Xyra · 2026-01-01T19:30:43 1767295843

Thanks, that's very interesting.

plagiarist · 2026-01-01T15:44:53 1767282293

That's a neat thought. What's the granularity of the text getting embedded? I assume that makes a large difference in what the average vector ends up representing?

Xyra · 2026-01-01T19:25:06 1767295506

~300 token chunks right now. Have other exciting embedding strategies in the works.

bredren · 2025-12-31T21:22:18 1767216138

This is the route I went for making Claude Code and Codex conversation histories local and queryable by the CLIs themselves.

Create the DB and provide the tools and skill.

This blog entry explains how: https://contextify.sh/blog/total-recall-rag-search-claude-co...

It is a macOS client at the present but I have a Linux-ready engine I could use early feedback on if anyone is interested in giving it a go.

keeeba · 2025-12-31T10:55:43 1767178543

I don’t have the experiments to prove this, but from my experience it’s highly variable between embedding models.

Larger, more capable embedding models are better able to separate the different uses of a given word in the embedding space, smaller models are not.

Xyra · 2025-12-31T19:21:57 1767208917

I'm using Voyage-3.5-lite at halfvec(2048), which with my limited research, seems to be one of the best embedding models.
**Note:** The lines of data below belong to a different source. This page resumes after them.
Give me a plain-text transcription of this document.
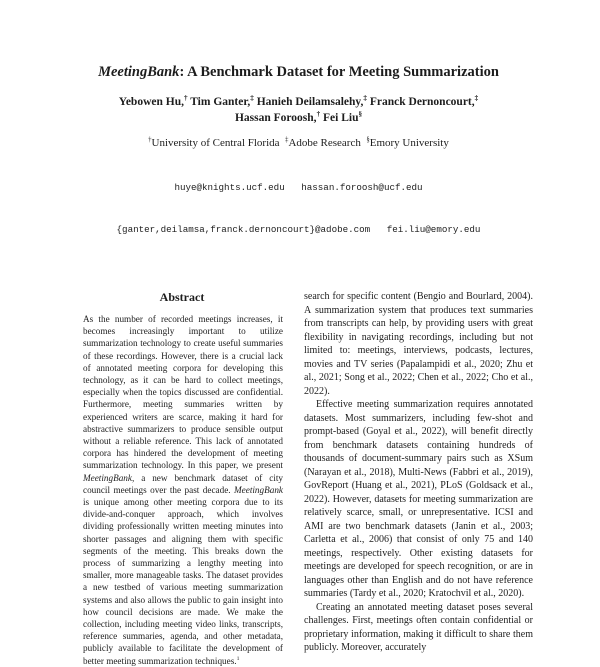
MeetingBank: A Benchmark Dataset for Meeting Summarization
Yebowen Hu,† Tim Ganter,‡ Hanieh Deilamsalehy,‡ Franck Dernoncourt,‡
Hassan Foroosh,† Fei Liu§
†University of Central Florida  ‡Adobe Research  §Emory University

huye@knights.ucf.edu   hassan.foroosh@ucf.edu

{ganter,deilamsa,franck.dernoncourt}@adobe.com   fei.liu@emory.edu

Abstract
As the number of recorded meetings increases, it becomes increasingly important to utilize summarization technology to create useful summaries of these recordings. However, there is a crucial lack of annotated meeting corpora for developing this technology, as it can be hard to collect meetings, especially when the topics discussed are confidential. Furthermore, meeting summaries written by experienced writers are scarce, making it hard for abstractive summarizers to produce sensible output without a reliable reference. This lack of annotated corpora has hindered the development of meeting summarization technology. In this paper, we present MeetingBank, a new benchmark dataset of city council meetings over the past decade. MeetingBank is unique among other meeting corpora due to its divide-and-conquer approach, which involves dividing professionally written meeting minutes into shorter passages and aligning them with specific segments of the meeting. This breaks down the process of summarizing a lengthy meeting into smaller, more manageable tasks. The dataset provides a new testbed of various meeting summarization systems and also allows the public to gain insight into how council decisions are made. We make the collection, including meeting video links, transcripts, reference summaries, agenda, and other metadata, publicly available to facilitate the development of better meeting summarization techniques.$^1$

search for specific content (Bengio and Bourlard, 2004). A summarization system that produces text summaries from transcripts can help, by providing users with great flexibility in navigating recordings, including but not limited to: meetings, interviews, podcasts, lectures, movies and TV series (Papalampidi et al., 2020; Zhu et al., 2021; Song et al., 2022; Chen et al., 2022; Cho et al., 2022).

Effective meeting summarization requires annotated datasets. Most summarizers, including few-shot and prompt-based (Goyal et al., 2022), will benefit directly from benchmark datasets containing hundreds of thousands of document-summary pairs such as XSum (Narayan et al., 2018), Multi-News (Fabbri et al., 2019), GovReport (Huang et al., 2021), PLoS (Goldsack et al., 2022). However, datasets for meeting summarization are relatively scarce, small, or unrepresentative. ICSI and AMI are two benchmark datasets (Janin et al., 2003; Carletta et al., 2006) that consist of only 75 and 140 meetings, respectively. Other existing datasets for meetings are developed for speech recognition, or are in languages other than English and do not have reference summaries (Tardy et al., 2020; Kratochvil et al., 2020).

Creating an annotated meeting dataset poses several challenges. First, meetings often contain confidential or proprietary information, making it difficult to share them publicly. Moreover, accurately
There's semi-sophisticated (breaking on paragraphs, sentences) ~300 token chunking.

When Claude is using our embed endpoint to embed arbitrary text as a search vector, it should work pretty well cross-domains. One can also use compositions of centroids (averages) of vectors in our database, as search vectors.

A4ET8a8uTh0_v2 · 2025-12-31T11:21:50 1767180110

I was thinking about it a fair bit lately. We have all sorts of benchmarks that describe a lot of factors in detail, but all those are very abstract and yet, those do not seem to map clearly to well observed behaviors. I think we need to think of a different way to list those.

freakynit · 2026-01-02T18:50:07 1767379807

This is the same route I followed for https://zenquery.app .... It uses LLM to generate SQL rather than working directly on data files. Saves a ton of costs as well since you don't need to send entire file(s) to LLM, just the schema.

llmslave2 · 2025-12-31T21:58:16 1767218296

> I like that this relies on generating SQL rather than just being a black-box chat bot.

When people say AI is a bubble but will still be transformational, I think of stuff like this. The amount of use cases for natural language interpretation and translation is enormous even without all the BS vibe coding nonsense. I reckon once the bubble pops most investment will go into tools that operate something like this.